As part of the "Broker skeletons in the closet" series, I asked Rich Rosa to write about procuring cause because he is not only one of the few exclusive buyer’s agents in Massachusetts, he is also an attorney.
There are two kinds of procuring cause disputes. One occurs between listing brokers and sellers. These disputes can end up in court because the seller and their agent have a listing agreement, or contract.
The other kind arises between real estate professionals. A procuring cause claim is derived from the offer of the listing broker to pay a commission to a cooperating broker for procuring the sale. The offer of a cooperating commission is primarily facilitated through a multiple listing service (MLS). This postis about these disputes. (It should be noted that listing brokers and cooperating real estate brokers have agreed to be bound by arbitration when such disputes arise.)
Procuring cause disputes between listing brokers and cooperating brokers generally are governed by local multiple listing services. They typically follow the National Association of Realtor's Arbitration Guidelines. The code of ethics and arbitration manual defines procuring cause as"the uninterrupted series of casual events which results in the successful transaction."
Black's Law Dictionary, Sixth Edition, defines procuring cause as"The proximate cause; the cause originating a series of events, which, without break in their continuity, result in the accomplishment of the prime object. The inducing cause; the direct or proximate cause. Substantially synonymous with 'efficient cause.'"
I, as a lawyer, think the phrase "without break in their continuity" is an important part of the definition.
A common misconception among real estate agents is that being the first to show the property or having a buyer's representation agreement with the home buyer automatically demonstrates procuring cause. It does not, and the opposite also is true. Not being the first to show the property and not having a buyer agent agreement does not preclude one from ultimately being the procuring cause.
The important thing for home buyers to remember is that these rules between real estate professionals should not get in the way of them receiving the representation they deserve and buying the home they want. For example, a buyer that wants to work with an exclusive buyer agent or simply wants a buyer agent from a real estate firm not associated with the listing broker should not be held hostage by a potential procuring cause dispute.

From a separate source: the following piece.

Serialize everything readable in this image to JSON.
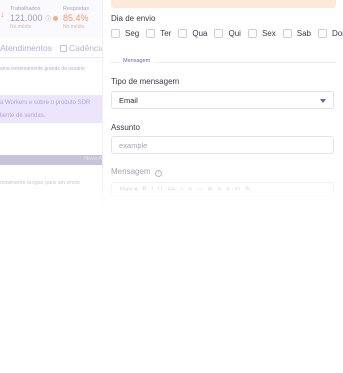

A common scenario that comes up at my office is a home buyer communicates with and maybe even sees a home with a listing agent or an agent from the listing agent's office. The potential home buyer doesn't get a good vibe working with an agent that must be loyal to the seller or that has divided loyalties, so he or she decides to find their own representation. Clearly that buyer does not want to work with someone in that office. A home buyer that makes his or her wishes clear, preferably in writing, to the listing broker certainly breaks the required "continuity" of events, thus eliminating any argument that the listing broker or someone else is the procuring cause.
Of course, like most legal issues, these procuring cause issues are not black and white. Just like no two homes are exactly alike, no two home sales are exactly alike. These matters are fact specific and require a comprehensive analysis of all the relevant details of the underlying transaction.
Home buyers can steer clear of procuring cause issues by approaching their home search in a professional and methodical manner. Researching and interviewing potential buyer agents and exclusively working with one individual from the start. That will eliminate 99 percent of possible procuring cause problems.